Number three. He does have a different persona with people he has known for a long time. When his mum is around he is Super Dad and Super Husband so she has a slightly skewed idea of what he does around the house. He doesn't talk different or act differently towards me or anything. We have always acted the same together around everyone else as we do on our own at home. Is this a sign that his behaviour is not conscious but in fact just part of how he is wired? Oh, he also acts like a prat round his best friend (from school) but again, I find it hard to believe that most guys don't do that? At least when they are younger.
Number four. Again, this could be an act. I don't know. But when he read The Book he seemed to genuinely have an epiphany that his behaviour towards me was not just 'normal' (apart from the physical abuse which he has always known and said was catagorically wrong) but in fact most people would describe it as abusive. He seemed shocked and acted immediately - researching different abuser programmes, told his family and friends and has even brought the book for each of them to read.

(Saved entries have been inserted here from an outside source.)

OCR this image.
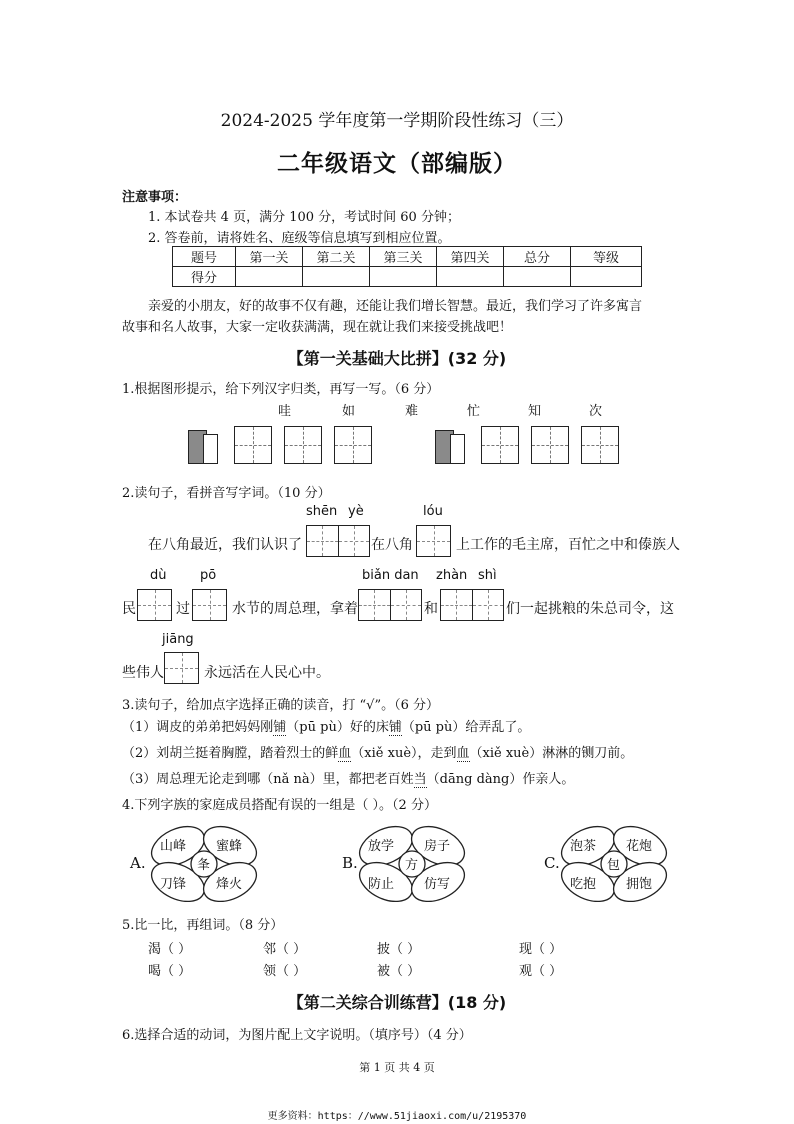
2024-2025 学年度第一学期阶段性练习（三）
二年级语文（部编版）
注意事项：
1. 本试卷共 4 页，满分 100 分，考试时间 60 分钟；
2. 答卷前，请将姓名、庭级等信息填写到相应位置。
题号	第一关	第二关	第三关	第四关	总分	等级
得分						
亲爱的小朋友，好的故事不仅有趣，还能让我们增长智慧。最近，我们学习了许多寓言
故事和名人故事，大家一定收获满满，现在就让我们来接受挑战吧！
【第一关基础大比拼】(32 分)
1.根据图形提示，给下列汉字归类，再写一写。（6 分）
哇	如	难	忙	知	次
2.读句子，看拼音写字词。（10 分）
shēn yè	lóu
在八角最近，我们认识了	在八角	上工作的毛主席，百忙之中和傣族人
dù	pō	biǎn dan zhàn shì
民	过	水节的周总理，拿着	和	们一起挑粮的朱总司令，这
jiāng
些伟人	永远活在人民心中。
3.读句子，给加点字选择正确的读音，打 “√”。（6 分）
（1）调皮的弟弟把妈妈刚铺（pū pù）好的床铺（pū pù）给弄乱了。
（2）刘胡兰挺着胸膛，踏着烈士的鲜血（xiě xuè），走到血（xiě xuè）淋淋的铡刀前。
（3）周总理无论走到哪（nǎ nà）里，都把老百姓当（dāng dàng）作亲人。
4.下列字族的家庭成员搭配有误的一组是（ ）。（2 分）
A.
山峰 蜜蜂
刀锋 烽火
夆	B.
放学 房子
防止 仿写
方	C.
泡茶 花炮
吃抱 拥饱
包
5.比一比，再组词。（8 分）
渴（ ）	邻（ ）	披（ ）	现（ ）
喝（ ）	领（ ）	被（ ）	观（ ）
【第二关综合训练营】(18 分)
6.选择合适的动词，为图片配上文字说明。（填序号）（4 分）
第 1 页 共 4 页
更多资料：https：//www.51jiaoxi.com/u/2195370
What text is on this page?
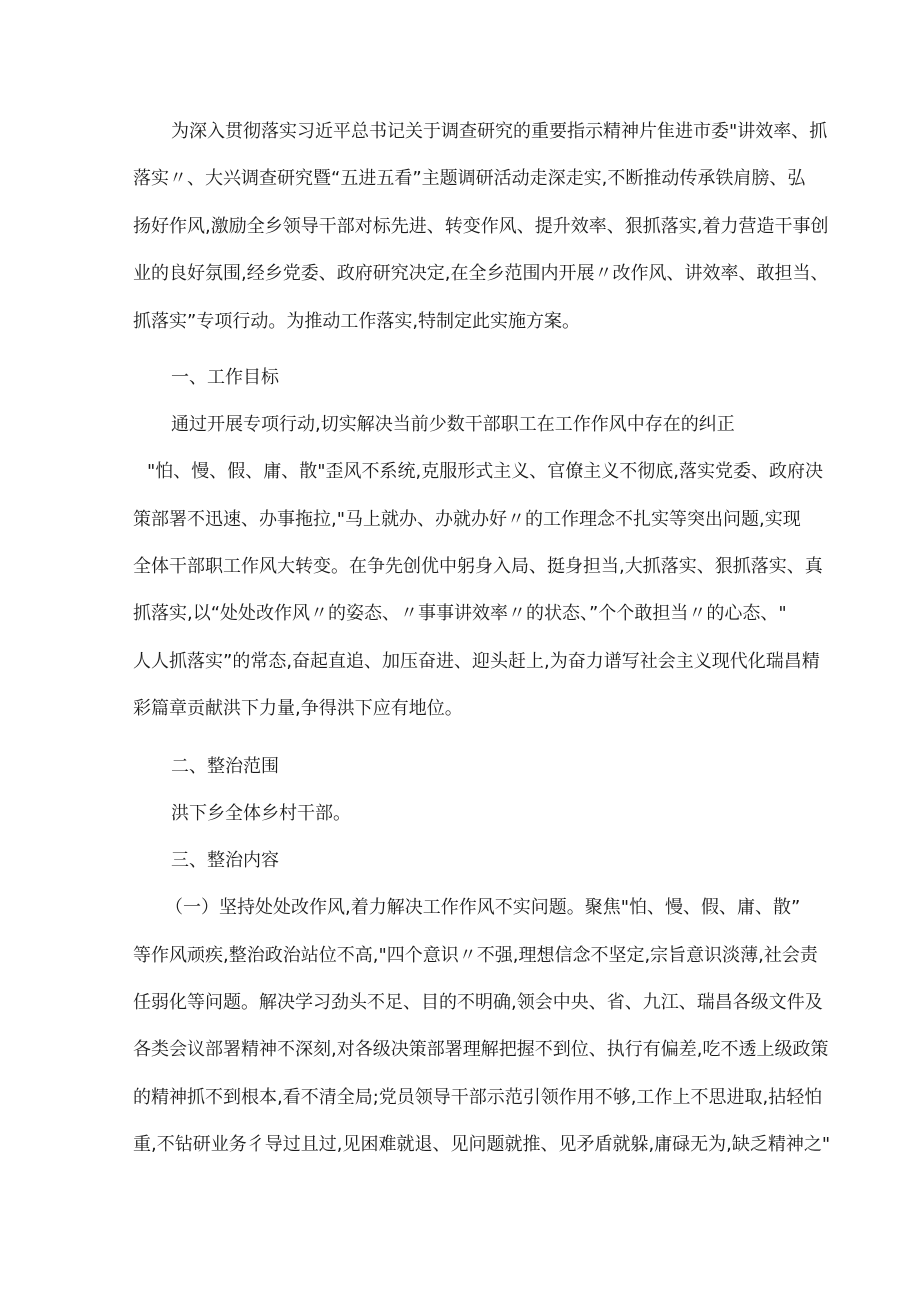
为深入贯彻落实习近平总书记关于调查研究的重要指示精神片隹进市委"讲效率、抓
落实〃、大兴调查研究暨“五进五看”主题调研活动走深走实,不断推动传承铁肩膀、弘
扬好作风,激励全乡领导干部对标先进、转变作风、提升效率、狠抓落实,着力营造干事创
业的良好氛围,经乡党委、政府研究决定,在全乡范围内开展〃改作风、讲效率、敢担当、
抓落实”专项行动。为推动工作落实,特制定此实施方案。
一、工作目标
通过开展专项行动,切实解决当前少数干部职工在工作作风中存在的纠正
"怕、慢、假、庸、散"歪风不系统,克服形式主义、官僚主义不彻底,落实党委、政府决
策部署不迅速、办事拖拉,"马上就办、办就办好〃的工作理念不扎实等突出问题,实现
全体干部职工作风大转变。在争先创优中躬身入局、挺身担当,大抓落实、狠抓落实、真
抓落实,以“处处改作风〃的姿态、〃事事讲效率〃的状态、”个个敢担当〃的心态、"
人人抓落实”的常态,奋起直追、加压奋进、迎头赶上,为奋力谱写社会主义现代化瑞昌精
彩篇章贡献洪下力量,争得洪下应有地位。
二、整治范围
洪下乡全体乡村干部。
三、整治内容
（一）坚持处处改作风,着力解决工作作风不实问题。聚焦"怕、慢、假、庸、散”
等作风顽疾,整治政治站位不高,"四个意识〃不强,理想信念不坚定,宗旨意识淡薄,社会责
任弱化等问题。解决学习劲头不足、目的不明确,领会中央、省、九江、瑞昌各级文件及
各类会议部署精神不深刻,对各级决策部署理解把握不到位、执行有偏差,吃不透上级政策
的精神抓不到根本,看不清全局;党员领导干部示范引领作用不够,工作上不思进取,拈轻怕
重,不钻研业务彳导过且过,见困难就退、见问题就推、见矛盾就躲,庸碌无为,缺乏精神之"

So, this all leads me to feeling confused. On the one hand his actions are definitely abusive. On the other hand there are a lot of questions running around my head.
Is it that a boy born with a slightly different wiring that meant he could not easily see things from other's points of view and had very inflexible thinking (very difficult to change his mind) was unfortunate enough to grow up in a house with an emotionally abusive father that taught him that it's perfectly OK to belittle your partner, demand things from them, criticise them, have control over what they do with their time and so on. Observing this family dynamic, would a child with Asperger's internalise that as a normal, desirable relationship and then as an adult the in-built lack of empathy and inflexibility mean that he also can't help acting in an emotionally abusive way?
Or does it just not matter? Should I not be trying to figure out what's going on in his head? I guess the thing is, I'm wondering if there is hope here. There seems to be little to no hope of abusers genuinely changing. I'm just wondering if there might be, because it's not just black and white. But is it ever?
Oh, it's all confusing and I'm falling into the trap of over-thinking and trying to fix our relationship instead of just getting myself stronger and healthier.